Contents
What is Regular Expression?
Usage of Regular Expression (RE)
Regex in Python
Various Methods of Regular Expressions
- Compile Method
- Search Method
- Match Method
- Findall Method
- Split Method
- Sub Method
1) What is Regular Expression?
A regular expression (shortened as regex or regexp; also referred to as rational expression) is a sequence of characters that define a search pattern, mainly for use in pattern matching with strings, or string matching, i.e. “find and replace”-like operations. Wikipedia
Regular expressions are a generalized way to match patterns with sequences of characters. It is used in every programming language like C++, Java and Python.
Note: We can use regular expressions in Python. The re module provides an interface to the regular expression engine, allowing you to compile regular expressions into objects and then perform matches with them.
Regular expressions uses two types of characters:
Literals characters: such as a, b, 1, 2...
Meta characters: such as opening and closing square brackets ( [ and ] ); backslash ( \ ); caret ( ^ ); dollar sign ( $ ) and etc.
2) Usage of Regular Expression (RE)
3) Regex in Python
Python has a built-in package called re, which can be used to work with Regular Expressions.
Import the re module by;
import re
Note: When you have imported the re module, you can start using regular expressions
4) Various Methods of Regular Expressions
The built-in re package provides multiple methods in order to perform queries on an input string. We will discuss the most commonly used re methods;
- compile()
- search()
- match()
- findall()
- split()
- sub()
All this object instances also have several methods and attributes; the most important ones are:
Method/Attribute | Purpose |
---|---|
group() | Return the string matched by the RE |
start() | Return the starting position of the match |
end() | Return the ending position of the match |
span() | Return a tuple containing the (start, end) positions of the match |
4.1 Compile Method
Regular expressions are compiled into pattern objects, which have methods for various operations such as searching for pattern matches or performing string substitutions.
re.compile(pattern)
Note: Using re.compile() and saving the resulting regular expression object for reuse is more efficient when the expression will be used several times in a single program.
import re
sent='iNeuron provides affordable AI courses and AI internship program'
pattern=re.compile('AI')
result=pattern.findall(sent)
result
Out: ['AI', 'AI']
4.2 Search Method
Scan through string looking for a match to the pattern, returning a match object, or None if no match was found.
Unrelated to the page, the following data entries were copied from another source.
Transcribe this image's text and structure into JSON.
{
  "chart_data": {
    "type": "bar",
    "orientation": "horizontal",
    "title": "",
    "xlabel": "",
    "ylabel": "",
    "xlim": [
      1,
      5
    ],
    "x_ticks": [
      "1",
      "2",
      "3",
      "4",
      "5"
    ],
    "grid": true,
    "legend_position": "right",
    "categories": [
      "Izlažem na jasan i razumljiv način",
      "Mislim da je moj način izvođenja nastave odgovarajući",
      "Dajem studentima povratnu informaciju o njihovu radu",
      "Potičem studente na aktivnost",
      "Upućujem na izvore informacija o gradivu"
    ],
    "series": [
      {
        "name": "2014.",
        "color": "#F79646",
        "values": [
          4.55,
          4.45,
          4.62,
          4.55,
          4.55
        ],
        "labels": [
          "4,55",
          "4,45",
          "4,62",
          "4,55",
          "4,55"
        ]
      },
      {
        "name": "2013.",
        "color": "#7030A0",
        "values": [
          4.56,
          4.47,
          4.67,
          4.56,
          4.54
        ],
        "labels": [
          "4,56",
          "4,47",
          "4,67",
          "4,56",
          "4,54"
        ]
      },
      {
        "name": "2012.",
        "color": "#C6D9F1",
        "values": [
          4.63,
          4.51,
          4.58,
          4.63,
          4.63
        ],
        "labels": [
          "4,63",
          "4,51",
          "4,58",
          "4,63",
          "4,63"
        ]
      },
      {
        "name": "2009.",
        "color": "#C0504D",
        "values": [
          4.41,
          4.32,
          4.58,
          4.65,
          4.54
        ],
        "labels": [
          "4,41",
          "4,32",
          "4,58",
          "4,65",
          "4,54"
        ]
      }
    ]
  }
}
re.search(pattern, string)
import re
sent='iNeuron provides courses of data science, data anlytics and etc.'
result = re.search('data',sent)
print(result.group())
Out: 'data'
result.group()
Out: 'data'
result.start(), result.end()
Out: (28, 32)
result.span()
Out: (28, 32)
4.3 Match Method
Determine if the regular expressions matches at the beginning of the string
re.match(pattern, string)
import re
string='iNeuron'
## ^ and $ match the start or end of the string respectively
## Matches with any single character
pattern = '^i.....n$'
result = re.match(pattern, string)
print(result)
if result:
print("Search successful.")
else:
print("Search unsuccessful.")
Out: <_sre.SRE_Match object; span=(0, 7), match='iNeuron'>
Search successful.
4.4 Findall Method
Find all substrings where the RE matches, and returns them as a list. It has no such restriction of searching from start or end. While searching it is recommended to use re.findall() because it can work like both re.search() and re.match().
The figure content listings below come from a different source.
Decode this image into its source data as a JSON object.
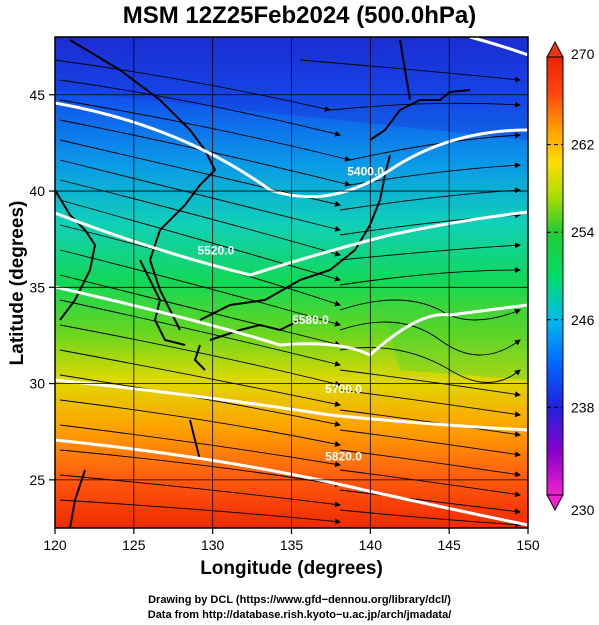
{
  "title": "MSM 12Z25Feb2024 (500.0hPa)",
  "xlabel": "Longitude (degrees)",
  "ylabel": "Latitude  (degrees)",
  "credits": [
    "Drawing by DCL (https://www.gfd−dennou.org/library/dcl/)",
    "Data from http://database.rish.kyoto−u.ac.jp/arch/jmadata/"
  ],
  "map": {
    "lon_range": [
      120,
      150
    ],
    "lat_range": [
      22.5,
      48
    ],
    "x_ticks": [
      120,
      125,
      130,
      135,
      140,
      145,
      150
    ],
    "y_ticks": [
      25,
      30,
      35,
      40,
      45
    ],
    "grid": true,
    "field": "temperature",
    "colorbar": {
      "min": 230,
      "max": 270,
      "tick_values": [
        230,
        238,
        246,
        254,
        262,
        270
      ],
      "placement": "right",
      "colors": [
        "#ee22cc",
        "#8800cc",
        "#2222dd",
        "#0066ff",
        "#00bbee",
        "#00dd66",
        "#22cc33",
        "#aadd00",
        "#ffdd00",
        "#ff9900",
        "#ff4411",
        "#ee2200"
      ]
    },
    "contours": [
      {
        "label": "5400.0",
        "lon": 139.7,
        "lat": 40.8
      },
      {
        "label": "5520.0",
        "lon": 130.2,
        "lat": 36.7
      },
      {
        "label": "5580.0",
        "lon": 136.2,
        "lat": 33.1
      },
      {
        "label": "5700.0",
        "lon": 138.3,
        "lat": 29.5
      },
      {
        "label": "5820.0",
        "lon": 138.3,
        "lat": 26.0
      }
    ]
  }
}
re.findall(pattern, string)
import re
sent='iNeuron provides courses of data science, data anlytics and etc.'
result = re.findall('data',sent)
print(result)
Out: ['data', 'data']
4.5 Split Method
Split the source string by the occurrences of the pattern, returning a list containing the resulting substrings.
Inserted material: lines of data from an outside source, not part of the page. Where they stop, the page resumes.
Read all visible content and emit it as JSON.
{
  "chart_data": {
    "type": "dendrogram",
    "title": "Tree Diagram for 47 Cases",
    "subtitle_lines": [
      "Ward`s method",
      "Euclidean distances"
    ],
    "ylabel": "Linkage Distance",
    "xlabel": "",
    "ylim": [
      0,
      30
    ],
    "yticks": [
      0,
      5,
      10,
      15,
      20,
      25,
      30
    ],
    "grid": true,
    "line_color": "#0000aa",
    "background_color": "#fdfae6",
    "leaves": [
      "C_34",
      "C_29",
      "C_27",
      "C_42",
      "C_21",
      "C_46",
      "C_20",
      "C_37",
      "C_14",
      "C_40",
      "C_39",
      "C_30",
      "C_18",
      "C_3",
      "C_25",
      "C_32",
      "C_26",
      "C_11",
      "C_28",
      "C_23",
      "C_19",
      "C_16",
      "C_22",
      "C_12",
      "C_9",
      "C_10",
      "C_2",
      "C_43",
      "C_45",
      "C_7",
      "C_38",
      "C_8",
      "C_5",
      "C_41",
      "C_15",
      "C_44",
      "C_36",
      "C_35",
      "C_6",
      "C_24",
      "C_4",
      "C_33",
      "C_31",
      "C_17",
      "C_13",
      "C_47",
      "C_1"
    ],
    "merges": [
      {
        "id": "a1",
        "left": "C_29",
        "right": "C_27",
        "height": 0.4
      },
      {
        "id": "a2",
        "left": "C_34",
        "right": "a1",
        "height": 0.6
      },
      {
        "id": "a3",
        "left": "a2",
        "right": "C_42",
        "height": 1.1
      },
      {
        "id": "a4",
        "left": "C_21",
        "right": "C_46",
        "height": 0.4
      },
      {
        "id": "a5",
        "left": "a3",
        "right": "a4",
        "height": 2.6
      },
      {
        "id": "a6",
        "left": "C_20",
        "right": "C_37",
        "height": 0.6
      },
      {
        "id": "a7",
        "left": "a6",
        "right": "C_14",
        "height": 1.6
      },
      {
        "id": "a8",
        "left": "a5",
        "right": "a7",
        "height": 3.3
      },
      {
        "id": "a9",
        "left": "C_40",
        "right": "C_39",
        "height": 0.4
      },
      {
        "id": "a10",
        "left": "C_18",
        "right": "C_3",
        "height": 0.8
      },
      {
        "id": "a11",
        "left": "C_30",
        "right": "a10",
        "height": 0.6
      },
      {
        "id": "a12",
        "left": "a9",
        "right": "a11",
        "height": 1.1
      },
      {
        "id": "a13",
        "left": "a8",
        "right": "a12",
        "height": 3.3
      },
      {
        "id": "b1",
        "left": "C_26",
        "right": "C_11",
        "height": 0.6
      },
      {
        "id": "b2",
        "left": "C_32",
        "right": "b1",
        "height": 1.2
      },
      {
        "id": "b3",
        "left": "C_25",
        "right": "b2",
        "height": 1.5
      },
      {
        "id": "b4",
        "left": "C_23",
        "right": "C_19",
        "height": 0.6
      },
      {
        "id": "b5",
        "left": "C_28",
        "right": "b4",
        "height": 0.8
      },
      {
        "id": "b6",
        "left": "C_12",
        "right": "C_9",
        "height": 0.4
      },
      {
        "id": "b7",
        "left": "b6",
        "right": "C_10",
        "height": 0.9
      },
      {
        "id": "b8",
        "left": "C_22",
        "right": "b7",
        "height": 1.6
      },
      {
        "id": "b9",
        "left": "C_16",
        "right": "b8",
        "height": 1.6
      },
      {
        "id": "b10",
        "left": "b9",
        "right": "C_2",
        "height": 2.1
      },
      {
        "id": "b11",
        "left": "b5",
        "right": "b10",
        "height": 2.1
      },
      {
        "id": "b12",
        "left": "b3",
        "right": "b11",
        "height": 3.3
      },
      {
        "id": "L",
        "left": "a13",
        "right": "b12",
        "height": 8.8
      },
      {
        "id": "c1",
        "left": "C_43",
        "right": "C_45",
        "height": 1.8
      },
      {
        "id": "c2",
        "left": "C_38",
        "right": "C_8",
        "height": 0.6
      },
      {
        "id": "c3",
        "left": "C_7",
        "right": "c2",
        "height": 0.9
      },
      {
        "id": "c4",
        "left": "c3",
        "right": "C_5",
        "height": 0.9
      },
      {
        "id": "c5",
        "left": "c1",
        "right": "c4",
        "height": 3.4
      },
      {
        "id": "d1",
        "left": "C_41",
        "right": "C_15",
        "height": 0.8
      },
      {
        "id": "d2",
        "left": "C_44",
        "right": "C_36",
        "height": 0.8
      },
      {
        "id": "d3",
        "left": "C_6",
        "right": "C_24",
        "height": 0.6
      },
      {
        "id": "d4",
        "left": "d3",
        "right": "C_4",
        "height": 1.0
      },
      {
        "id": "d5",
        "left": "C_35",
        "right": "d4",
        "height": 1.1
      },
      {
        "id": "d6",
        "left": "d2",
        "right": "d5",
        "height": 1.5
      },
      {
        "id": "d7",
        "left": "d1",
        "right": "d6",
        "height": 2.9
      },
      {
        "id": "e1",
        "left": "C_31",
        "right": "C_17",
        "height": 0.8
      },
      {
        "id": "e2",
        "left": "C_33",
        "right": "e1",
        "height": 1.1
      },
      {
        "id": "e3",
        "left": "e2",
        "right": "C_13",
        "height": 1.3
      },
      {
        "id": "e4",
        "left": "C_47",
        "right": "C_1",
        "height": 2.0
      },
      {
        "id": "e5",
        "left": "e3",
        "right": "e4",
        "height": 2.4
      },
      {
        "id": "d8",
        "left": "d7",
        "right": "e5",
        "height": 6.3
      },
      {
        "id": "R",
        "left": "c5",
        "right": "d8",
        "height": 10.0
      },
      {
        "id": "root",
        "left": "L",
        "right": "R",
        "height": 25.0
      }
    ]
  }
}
re.split(pattern, string, maxsplit=0)
Here, by default maxsplit=0 is set, but as per requirement we can change.
import re
result=re.split('e','iNeuron')
result
Out: ['iN', 'uron']
sent='iNeuron provides courses of data science, data anlytics and etc.'
#It has performed the splits operation based upon the pattern "e".
result=re.split('e',sent)
result
Out: ['iN', 'uron provid', 's cours', 's of data sci', 'nc', ', data anlytics and ', 'tc.']
sent='iNeuron provides courses of data science, data anlytics and etc.'
#It has performed the splits operation based upon the pattern "e" with maxsplit=2.
result=re.split('e',sent,maxsplit=2)
result
Out: ['iN', 'uron provid', 's courses of data science, data anlytics and etc.']
4.6 Sub Method
Return the string obtained by replacing the leftmost non-overlapping occurrences of the pattern in string, if the provided pattern is not found, the string remains unchanged.
re.sub(pattern, repl, string)
import re
sent='iNeuron provides the best affordable data science courses in India'
#It has performed the search and replace operation based upon pattern.
result=re.sub('India','World',sent)
result
Out: 'iNeuron provides the best affordable data science courses in World'